A Tax Court judge has ruled that taxes on elderly gamblers' casino winnings are not discriminatory.
The case,
The IRS determined a $660 deficiency in the couple's 2004 federal income tax and a $132 accuracy-related penalty because of the interplay with their Social Security benefits and the Tax Code. The primary issue for decision was whether they could treat their gambling winnings and expenses as business income and expenses or whether the gambling winnings must be treated as “Other” income and the expenses as miscellaneous itemized deductions. The resolution of this issue affected only the taxable amount of their Social Security benefits. Tax Court Judge Stephen Swift found in the IRS's favor.
"Petitioners do not dispute that under the provisions of the Internal Revenue Code respondent's adjustment with respect to the federal income tax treatment of their $4,000 gambling winnings and offsetting expenses is correct, including the effect thereof on the taxability of petitioners' Social Security benefits," he wrote. "Petitioners, however, contend that this treatment of gambling winnings and losses is discriminatory against the elderly and should not be enforced.
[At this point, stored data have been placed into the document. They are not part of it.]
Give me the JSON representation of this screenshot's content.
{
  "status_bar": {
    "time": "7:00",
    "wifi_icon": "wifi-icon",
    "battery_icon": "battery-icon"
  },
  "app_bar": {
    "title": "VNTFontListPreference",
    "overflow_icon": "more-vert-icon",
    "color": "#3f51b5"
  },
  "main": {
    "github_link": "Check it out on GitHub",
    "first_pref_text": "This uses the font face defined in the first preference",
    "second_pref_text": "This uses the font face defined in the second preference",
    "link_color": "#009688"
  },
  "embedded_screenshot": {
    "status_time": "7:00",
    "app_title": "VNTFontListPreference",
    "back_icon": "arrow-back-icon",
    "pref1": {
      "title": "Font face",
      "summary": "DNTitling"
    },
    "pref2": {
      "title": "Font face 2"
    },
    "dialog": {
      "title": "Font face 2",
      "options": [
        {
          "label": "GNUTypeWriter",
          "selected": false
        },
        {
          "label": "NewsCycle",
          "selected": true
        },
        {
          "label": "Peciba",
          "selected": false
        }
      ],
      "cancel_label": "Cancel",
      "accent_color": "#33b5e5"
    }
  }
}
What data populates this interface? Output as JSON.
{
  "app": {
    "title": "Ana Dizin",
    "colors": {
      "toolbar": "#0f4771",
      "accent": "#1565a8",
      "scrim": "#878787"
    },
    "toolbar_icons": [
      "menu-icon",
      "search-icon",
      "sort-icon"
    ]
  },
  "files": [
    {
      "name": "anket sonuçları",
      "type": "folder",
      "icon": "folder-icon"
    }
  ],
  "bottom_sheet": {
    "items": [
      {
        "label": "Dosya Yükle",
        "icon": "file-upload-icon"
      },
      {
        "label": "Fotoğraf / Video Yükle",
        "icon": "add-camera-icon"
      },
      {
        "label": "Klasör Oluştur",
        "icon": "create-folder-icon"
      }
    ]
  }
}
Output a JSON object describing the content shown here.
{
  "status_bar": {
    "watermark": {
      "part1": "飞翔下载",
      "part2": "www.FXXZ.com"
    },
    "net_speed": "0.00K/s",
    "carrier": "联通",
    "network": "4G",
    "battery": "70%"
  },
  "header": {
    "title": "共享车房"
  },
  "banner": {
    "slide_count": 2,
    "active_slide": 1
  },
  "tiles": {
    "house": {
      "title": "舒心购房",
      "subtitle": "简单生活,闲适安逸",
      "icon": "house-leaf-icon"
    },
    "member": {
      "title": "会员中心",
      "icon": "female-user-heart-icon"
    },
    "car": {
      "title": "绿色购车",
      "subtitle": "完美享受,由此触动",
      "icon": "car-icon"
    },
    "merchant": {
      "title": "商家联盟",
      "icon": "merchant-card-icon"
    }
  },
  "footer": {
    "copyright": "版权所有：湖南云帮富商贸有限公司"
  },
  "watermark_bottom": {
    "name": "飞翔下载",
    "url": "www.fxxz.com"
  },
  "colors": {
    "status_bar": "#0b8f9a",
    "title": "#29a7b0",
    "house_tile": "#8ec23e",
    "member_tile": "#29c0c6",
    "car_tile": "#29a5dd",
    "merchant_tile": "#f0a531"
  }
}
Petitioners note that today's casinos are like 'Disneyland' to the elderly, offering all sorts of freebies to entice the elderly into casinos to gamble. Petitioners contend that respondent needs to update the tax rules to take into account today's casino operators, casino operations and customers.
"Petitioners complain that it is just 'too easy' for the elderly to gamble and therefore that the tax rules applicable thereto are outdated and should not be enforced - particularly those rules that affect the taxability of Social Security benefits," he added. "Lastly, petitioners allege that some types of gambling winnings are not required to be reported to respondent by the casinos (generally poker and blackjack), and petitioners claim that such differences in the reporting of gambling winnings constitute discrimination. Petitioners' arguments raise policy issues that do not relieve petitioners of their liability for the determined deficiency."